Never discuss illness with an off-duty doctor. We'll just tell poo jokes to shut you up. Unless we fancy you.
  
  


Clearly the greatest joy of being a doctor is when your friends start asking you for help with their vile medical problems. Last week, for example, the woman I have loved unrequitedly for more than a year asked about a lump in her breast. Oh joy, I thought, as she described in detail the soft, fluctuant mass just lateral to her left nipple.

Of course, this only gets worse now that I am a psychiatrist. My patchy knowledge of physical medicine has already receded, but worse than that, my friends are starting to ask questions about their mental health. Or even more hideously, the suicidal gestures of their partners.

You can see, I would hope, that there are at least eight million reasons why I would want to avoid these questions. The main one is that in most cases there are going to be a whole bunch of intrusive questions that I will need to ask.

I do not, at a party, want to start asking about someone 's bowel habits, nor do I want to start excluding a sexually transmitted disease as the cause of their symptoms in front of their faithful Christian girlfriend. The wisdom of this justification has, I like to imagine, been distilled into my stock response, which I can only recommend all doctors take up.

The conversation goes like this: "Mike, do you know anything about that thing where you get a really sharp, shooting pain across the bottom of your foot when you take your first steps in the morning?" "Hmm," I say, scratching the side of my head. "Do you need a poo?"

It is the best response. It is, for a start, the only strategy which never fails to raise a smile among my puerile and hypochondriacal sisters, and can be deployed for any medical problem. For example, last week on the bus: "Mike, can I talk to you about Sam? He's drinking heavily. He becomes abusive and threatens to kill himself before vomiting everywhere." "Hmm," I reply, scratching my head: "Does he need a poo?" Problem solved.

So, to return to Sophie's breasts: there is no way I am going to sacrifice what little respect and affection she might have for me in the name of some cheap poo gag. No, I'm going to give this one my best shot. I rack my brains for unsexual pathological data on breasts and try to be business-like.
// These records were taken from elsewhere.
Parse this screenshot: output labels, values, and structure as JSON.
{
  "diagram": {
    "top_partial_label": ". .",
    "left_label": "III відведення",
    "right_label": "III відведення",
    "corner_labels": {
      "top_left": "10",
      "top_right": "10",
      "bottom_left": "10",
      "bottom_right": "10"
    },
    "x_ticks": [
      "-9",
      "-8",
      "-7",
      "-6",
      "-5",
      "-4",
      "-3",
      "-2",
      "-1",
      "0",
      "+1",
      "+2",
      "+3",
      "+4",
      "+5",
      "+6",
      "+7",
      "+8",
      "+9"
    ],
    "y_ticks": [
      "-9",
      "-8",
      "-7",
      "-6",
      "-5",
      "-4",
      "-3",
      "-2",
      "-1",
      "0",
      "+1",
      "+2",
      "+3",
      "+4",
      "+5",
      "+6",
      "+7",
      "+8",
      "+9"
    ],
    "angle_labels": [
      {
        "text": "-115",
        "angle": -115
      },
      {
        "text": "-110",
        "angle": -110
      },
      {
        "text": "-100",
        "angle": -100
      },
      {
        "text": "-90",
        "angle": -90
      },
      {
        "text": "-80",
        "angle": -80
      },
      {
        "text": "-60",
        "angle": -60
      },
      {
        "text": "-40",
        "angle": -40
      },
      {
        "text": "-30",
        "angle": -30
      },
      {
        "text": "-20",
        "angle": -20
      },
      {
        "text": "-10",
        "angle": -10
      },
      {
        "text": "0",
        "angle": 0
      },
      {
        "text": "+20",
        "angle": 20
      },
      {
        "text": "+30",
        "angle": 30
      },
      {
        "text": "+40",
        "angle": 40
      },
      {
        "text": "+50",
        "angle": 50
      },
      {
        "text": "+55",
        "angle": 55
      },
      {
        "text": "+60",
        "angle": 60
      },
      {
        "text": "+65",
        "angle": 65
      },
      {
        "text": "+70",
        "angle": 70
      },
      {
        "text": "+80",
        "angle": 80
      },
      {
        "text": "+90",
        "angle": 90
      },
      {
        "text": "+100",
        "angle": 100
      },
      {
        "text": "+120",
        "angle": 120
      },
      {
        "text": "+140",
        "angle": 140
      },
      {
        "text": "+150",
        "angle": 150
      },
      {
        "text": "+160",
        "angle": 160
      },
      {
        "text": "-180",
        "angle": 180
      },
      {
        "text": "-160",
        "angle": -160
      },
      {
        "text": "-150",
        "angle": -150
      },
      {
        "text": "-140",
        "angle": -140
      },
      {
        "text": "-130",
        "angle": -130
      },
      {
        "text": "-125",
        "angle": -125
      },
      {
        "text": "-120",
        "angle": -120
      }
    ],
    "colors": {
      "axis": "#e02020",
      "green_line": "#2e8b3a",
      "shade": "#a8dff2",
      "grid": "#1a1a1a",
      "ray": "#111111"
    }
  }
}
Do you have a first-degree relative with breast cancer? "My mum almost died of breast cancer last year." Bollocks. This was something I had made big mileage out of, to my enormous shame. It wasn't just mileage, obviously. I mean, I'm not that low, and I love this girl as a friend, too. But I had a massive crush, and it was a truly awful scene, and I was in the thick of it: the medical details seemed irrelevant. I never thought forgetting the physical pathology behind it would have such repercussions.

I flounder, trying to swerve us back to the neutrality of fact. "Right," I say, confidently. "Your risk of getting it yourself is 13%." "So what are they going to do at the appointment?" she asked.

"I guess they'll do an FNA." God knows if that's true. "What's an FNA?" "They get a needle and stick it into your breast under ultrasound guidance. Then they suck a bit of the fluid off the lump to see if it's cancer or not." "Great," she says. "Thanks."

"I'm sure it will be fine," I say. I'm probably wrong - about everything. I'm not a doctor. I'm just pretending. It's like those stories in the Sun about impostors with no medical degree. I am just a sad, alcoholic fantasist who tells poo jokes. She starts to finish her drink. "Look! Over there," I blurt. "Didn't he used to go out with Kylie?"